In its quest to lure talented professors and researchers – and their families – from around the world, AU has been collaborating with an international kindergarten and primary school.
Aarhus University is so intent on developing a global presence that it is opening an international kindergarten.
OK, that’s not entirely true – Aarhus University is not actually building a kindergarten. But AU’s ambition to increase its international standing involves, among other things, making sure international professors and researchers are taken care of.
And sometimes, that includes making sure their kids have a place to go to school.
That’s where the Aarhus International School comes in. Aarhus International School has nothing to do with AU, per se. AU offers no funding, and it’s not as though students can receive ECTS credits there.
Still, there is a relationship between AU and the Aarhus International School. Bodil Due, former Dean of the Faculty of Humanities, holds a position on the board of the Aarhus International School. And maybe more to the point, AU is part of the reason that there is a market for the school in the first place.
“We did a survey among the PhD students and other international employees at the university”, says Louise Poulsen, a spokesperson for the Aarhus International School. “We have asked a lot of questions and we’ve realised that there is demand for this.”
She adds, “AU has a good international strategy so of course it will have more international employees, and we wanted to meet those demands”.

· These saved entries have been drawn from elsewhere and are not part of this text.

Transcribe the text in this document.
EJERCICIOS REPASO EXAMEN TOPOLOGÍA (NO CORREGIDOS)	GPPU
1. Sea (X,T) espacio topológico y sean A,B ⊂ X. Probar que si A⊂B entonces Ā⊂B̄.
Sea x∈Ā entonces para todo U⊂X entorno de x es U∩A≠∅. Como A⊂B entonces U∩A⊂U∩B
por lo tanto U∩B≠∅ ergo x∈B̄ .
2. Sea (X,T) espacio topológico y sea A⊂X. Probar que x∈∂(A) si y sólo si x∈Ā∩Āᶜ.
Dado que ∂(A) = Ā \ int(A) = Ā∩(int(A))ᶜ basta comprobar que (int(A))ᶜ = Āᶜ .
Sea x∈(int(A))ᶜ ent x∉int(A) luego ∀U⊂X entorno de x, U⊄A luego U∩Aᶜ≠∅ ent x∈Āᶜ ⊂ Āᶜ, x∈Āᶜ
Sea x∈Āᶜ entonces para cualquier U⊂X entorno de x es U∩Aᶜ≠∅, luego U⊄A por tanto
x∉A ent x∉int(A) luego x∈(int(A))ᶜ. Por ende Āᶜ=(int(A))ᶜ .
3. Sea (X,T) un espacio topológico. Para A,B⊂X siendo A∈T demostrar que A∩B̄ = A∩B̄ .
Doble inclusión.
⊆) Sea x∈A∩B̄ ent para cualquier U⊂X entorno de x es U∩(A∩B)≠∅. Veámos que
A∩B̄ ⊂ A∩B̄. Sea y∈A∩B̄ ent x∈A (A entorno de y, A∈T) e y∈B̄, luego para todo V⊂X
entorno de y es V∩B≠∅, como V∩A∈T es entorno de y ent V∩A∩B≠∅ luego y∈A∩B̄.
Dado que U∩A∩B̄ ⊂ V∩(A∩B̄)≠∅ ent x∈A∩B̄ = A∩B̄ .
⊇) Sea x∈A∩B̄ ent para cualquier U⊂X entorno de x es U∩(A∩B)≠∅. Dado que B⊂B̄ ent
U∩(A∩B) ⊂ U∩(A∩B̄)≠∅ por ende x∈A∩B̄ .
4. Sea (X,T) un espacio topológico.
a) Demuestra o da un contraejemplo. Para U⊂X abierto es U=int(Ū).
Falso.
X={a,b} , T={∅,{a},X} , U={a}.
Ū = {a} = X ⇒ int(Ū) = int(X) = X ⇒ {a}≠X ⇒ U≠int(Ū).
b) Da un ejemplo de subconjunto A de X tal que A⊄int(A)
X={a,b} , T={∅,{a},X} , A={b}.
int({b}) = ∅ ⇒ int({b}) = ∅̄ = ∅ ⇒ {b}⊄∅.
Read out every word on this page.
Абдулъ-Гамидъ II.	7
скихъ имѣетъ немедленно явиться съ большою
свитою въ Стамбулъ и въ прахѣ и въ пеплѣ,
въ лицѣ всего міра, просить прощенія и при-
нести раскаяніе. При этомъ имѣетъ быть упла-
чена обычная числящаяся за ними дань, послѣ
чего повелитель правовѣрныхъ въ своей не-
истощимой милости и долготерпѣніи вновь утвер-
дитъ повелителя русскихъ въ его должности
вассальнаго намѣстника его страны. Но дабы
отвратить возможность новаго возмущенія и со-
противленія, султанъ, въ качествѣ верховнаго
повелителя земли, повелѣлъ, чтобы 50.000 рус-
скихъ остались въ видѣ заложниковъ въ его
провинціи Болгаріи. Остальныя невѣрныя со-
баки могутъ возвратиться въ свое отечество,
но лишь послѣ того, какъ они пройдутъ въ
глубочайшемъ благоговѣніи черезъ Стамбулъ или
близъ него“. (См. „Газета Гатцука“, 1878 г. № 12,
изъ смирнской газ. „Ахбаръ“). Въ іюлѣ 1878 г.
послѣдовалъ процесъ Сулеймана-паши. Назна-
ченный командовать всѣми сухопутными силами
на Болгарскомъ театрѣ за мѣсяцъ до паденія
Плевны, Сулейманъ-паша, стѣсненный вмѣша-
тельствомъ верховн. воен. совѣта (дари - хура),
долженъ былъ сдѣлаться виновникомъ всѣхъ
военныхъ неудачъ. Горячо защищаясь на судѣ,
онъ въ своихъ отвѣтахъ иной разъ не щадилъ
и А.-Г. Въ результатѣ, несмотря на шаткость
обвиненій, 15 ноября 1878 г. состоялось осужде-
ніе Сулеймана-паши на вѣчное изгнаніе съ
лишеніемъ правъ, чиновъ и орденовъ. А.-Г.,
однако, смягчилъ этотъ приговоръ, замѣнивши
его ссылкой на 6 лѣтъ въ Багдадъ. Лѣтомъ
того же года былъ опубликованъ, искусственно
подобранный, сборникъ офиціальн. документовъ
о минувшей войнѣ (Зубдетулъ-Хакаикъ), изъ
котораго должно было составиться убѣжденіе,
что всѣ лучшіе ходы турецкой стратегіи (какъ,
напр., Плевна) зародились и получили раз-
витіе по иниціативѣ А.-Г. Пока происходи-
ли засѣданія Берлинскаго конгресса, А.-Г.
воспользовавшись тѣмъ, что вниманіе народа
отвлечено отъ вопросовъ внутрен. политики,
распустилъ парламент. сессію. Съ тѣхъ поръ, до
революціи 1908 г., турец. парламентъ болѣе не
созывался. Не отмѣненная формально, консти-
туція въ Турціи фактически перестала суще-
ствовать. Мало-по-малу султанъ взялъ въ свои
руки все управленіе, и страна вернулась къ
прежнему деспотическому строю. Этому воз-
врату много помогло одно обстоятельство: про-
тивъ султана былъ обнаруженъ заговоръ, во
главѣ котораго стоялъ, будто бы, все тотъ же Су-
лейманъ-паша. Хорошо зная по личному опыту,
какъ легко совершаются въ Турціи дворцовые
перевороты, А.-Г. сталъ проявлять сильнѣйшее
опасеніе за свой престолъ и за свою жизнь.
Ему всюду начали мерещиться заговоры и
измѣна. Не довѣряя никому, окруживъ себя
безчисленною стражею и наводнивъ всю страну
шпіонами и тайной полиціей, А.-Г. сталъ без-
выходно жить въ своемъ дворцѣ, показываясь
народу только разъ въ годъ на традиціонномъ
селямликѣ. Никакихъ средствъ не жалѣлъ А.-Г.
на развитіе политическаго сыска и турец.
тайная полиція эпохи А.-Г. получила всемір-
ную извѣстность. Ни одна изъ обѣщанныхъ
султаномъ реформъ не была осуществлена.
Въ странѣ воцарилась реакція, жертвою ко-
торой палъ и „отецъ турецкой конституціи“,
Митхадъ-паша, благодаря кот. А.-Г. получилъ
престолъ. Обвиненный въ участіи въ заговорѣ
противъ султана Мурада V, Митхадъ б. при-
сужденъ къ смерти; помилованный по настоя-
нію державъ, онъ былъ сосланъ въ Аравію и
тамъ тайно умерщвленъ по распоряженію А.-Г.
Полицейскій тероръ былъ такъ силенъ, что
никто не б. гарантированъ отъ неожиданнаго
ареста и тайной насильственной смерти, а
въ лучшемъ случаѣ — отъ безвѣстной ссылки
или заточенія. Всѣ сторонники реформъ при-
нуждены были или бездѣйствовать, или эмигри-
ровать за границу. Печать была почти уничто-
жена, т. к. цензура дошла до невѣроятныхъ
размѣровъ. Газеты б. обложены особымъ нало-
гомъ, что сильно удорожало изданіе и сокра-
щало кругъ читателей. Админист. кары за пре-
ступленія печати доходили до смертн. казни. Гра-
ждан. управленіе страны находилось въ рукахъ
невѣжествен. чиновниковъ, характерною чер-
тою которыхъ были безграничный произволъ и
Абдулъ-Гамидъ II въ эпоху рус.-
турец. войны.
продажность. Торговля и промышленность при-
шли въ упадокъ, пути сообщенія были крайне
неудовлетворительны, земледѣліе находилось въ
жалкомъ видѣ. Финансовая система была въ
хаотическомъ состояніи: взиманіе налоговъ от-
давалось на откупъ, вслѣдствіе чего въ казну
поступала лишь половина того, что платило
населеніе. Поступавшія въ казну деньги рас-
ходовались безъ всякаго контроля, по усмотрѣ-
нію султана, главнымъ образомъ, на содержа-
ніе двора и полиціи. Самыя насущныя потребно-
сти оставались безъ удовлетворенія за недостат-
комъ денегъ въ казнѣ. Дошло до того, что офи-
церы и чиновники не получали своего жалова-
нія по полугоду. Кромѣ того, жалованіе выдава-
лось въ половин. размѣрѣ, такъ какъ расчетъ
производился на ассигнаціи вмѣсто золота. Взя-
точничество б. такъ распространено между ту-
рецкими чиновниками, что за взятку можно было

The demand goes both ways – the children of those employed at AU will help fill the classrooms of the International School, and the International School will fill the void left by the lack of similar schools in Aarhus.
Currently, there are two schools in Aarhus that meet the qualifications for International Baccalaureate, or IB, an educational foun-dation that has affiliates around the world. All IB schools follow similar curricula, so children at an IB school in, say, Denmark, can continue their education at any IB school in the world.
However, one of Aarhus’ IB schools is a high school, or “gymnasium”, and the other is a primary school – with no kindergarten.
The Aarhus International School hopes to alleviate the city’s IB deficiencies. It will offer kindergarten classes starting in November, and primary school classes starting next autumn.
What happens in primary school may seem superfluous to the success of a university. But according to Michael Winther, a consultant in the International Centre who deals with the recruitment of foreign teachers and researchers, this has been a recurring issue for AU.
“We’ve experienced people saying, ‘We like the university, we like the atmosphere, but we think it’s a problem that our child will get an education that does not translate to a school outside Denmark”, Winther says. “This is something that has come up when we try to convince people to come to Aarhus. This is one of the questions that’s on top of their mind.”
No longer will it be a concern
“It’s obvious that the university has a great interest in the existence of an international kindergarten and international school”, Due says. “It will help us get more and more international staff. That’s why the university wants to help create this school.”